Everyone has a favorite everything, and superheroes are no exception. We sure did. Growing up we had our favorite heroes. We idolized them. In a way, we wanted to be just like them. Everything about them was just so cool: their supernatural powers, their rockhard tenacity, their unwavering bravery, their capes, their hairstyles, their masks, everything! And then we got older and noticed something quite peculiar: almost all of the classic superheroes we grew up on wore their underwear on the outside. As kids, we didn’t really pay any mind to that sort of thing; everything else about them stole the show. But as adults, we owe it to our past selves to scrutinize our past idols and ask: what the hell is the deal with superheroes and underwear?
Well, it’s worth noting just how much of the design aesthetic of western superheroes was born out of circumstance and limitations. When graphic novels first appeared in the market they were considered by many to be strictly for children. This meant low prices, which meant low-quality black and white prints with colorful covers. Furthermore, graphic novel publishers could afford to print their covers in only 4 colors, from which came the practice of four-color-scheme superheroes.

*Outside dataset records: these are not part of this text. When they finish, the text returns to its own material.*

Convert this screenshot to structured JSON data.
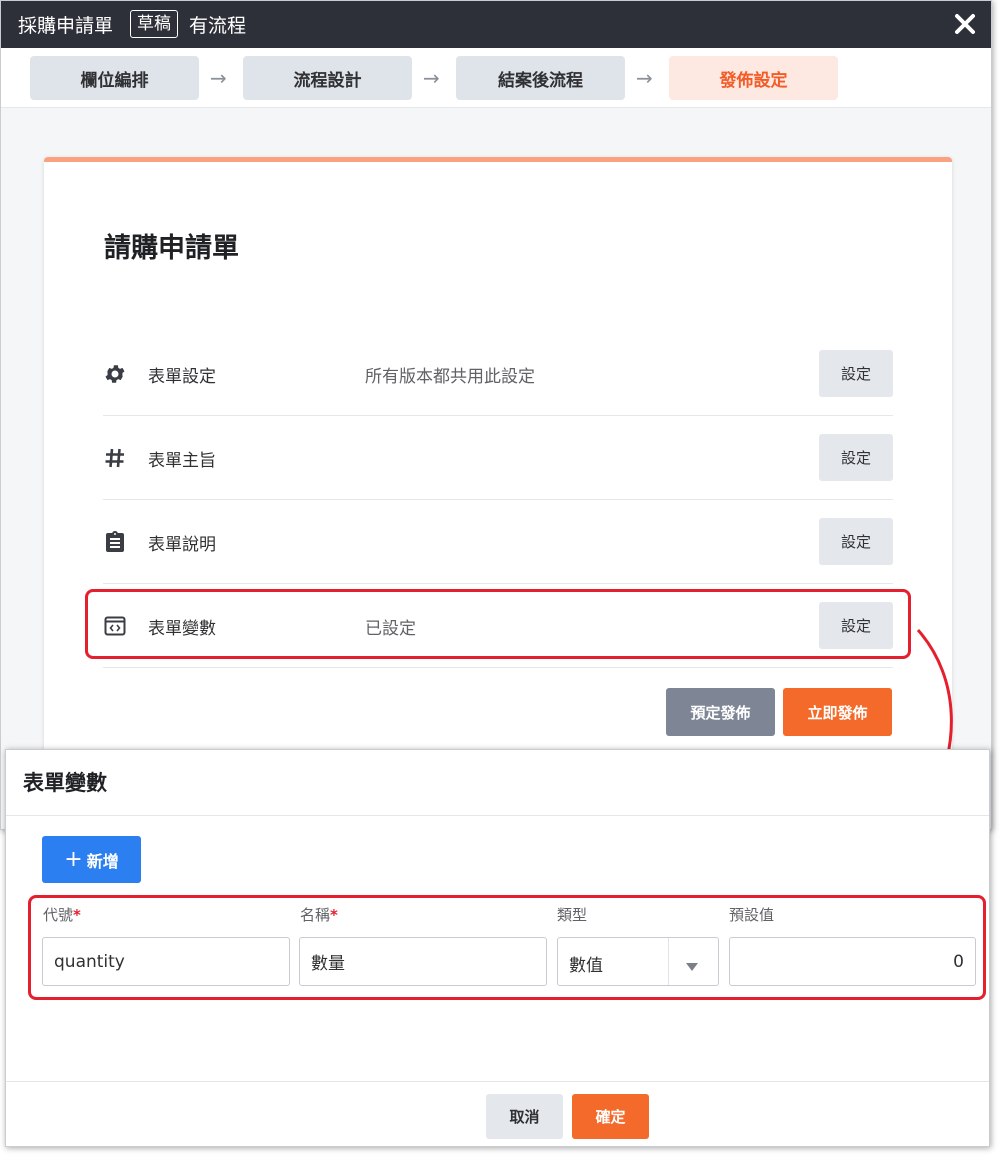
{
  "window": {
    "title": "採購申請單",
    "badge": "草稿",
    "subtitle": "有流程",
    "close_icon": "close-icon"
  },
  "steps": [
    {
      "label": "欄位編排",
      "active": false
    },
    {
      "label": "流程設計",
      "active": false
    },
    {
      "label": "結案後流程",
      "active": false
    },
    {
      "label": "發佈設定",
      "active": true
    }
  ],
  "card": {
    "title": "請購申請單",
    "rows": [
      {
        "icon": "gear-icon",
        "label": "表單設定",
        "note": "所有版本都共用此設定",
        "button": "設定"
      },
      {
        "icon": "hash-icon",
        "label": "表單主旨",
        "note": "",
        "button": "設定"
      },
      {
        "icon": "clipboard-icon",
        "label": "表單說明",
        "note": "",
        "button": "設定"
      },
      {
        "icon": "code-window-icon",
        "label": "表單變數",
        "note": "已設定",
        "button": "設定"
      }
    ],
    "schedule_button": "預定發佈",
    "publish_button": "立即發佈"
  },
  "dialog": {
    "title": "表單變數",
    "add_button": "新增",
    "fields": {
      "code_label": "代號",
      "name_label": "名稱",
      "type_label": "類型",
      "default_label": "預設值",
      "required_mark": "*"
    },
    "variable": {
      "code": "quantity",
      "name": "數量",
      "type": "數值",
      "default": "0"
    },
    "cancel_button": "取消",
    "ok_button": "確定"
  },
  "colors": {
    "accent": "#f36a2a",
    "primary": "#2b7ff0",
    "highlight": "#e5202e",
    "titlebar": "#2d3038"
  }
}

And while these limitations brought forth some of the most inventive character designs of the century, they also caused quite a few problems. The characters’ body parts were almost indistinguishable. To counteract this, the graphic novel artists came up with an ingenious solution: they could highlight the superhero’s pelvic region, thus drawing a figurative and literal line between the waist, torso, and thighs, which were all jumbled up. The underwear often bore a different color than the rest of the superhero’s outfit, and even when it didn’t, it was drawn to seem accentuated so that it neatly could divide the hero’s upper and lower half.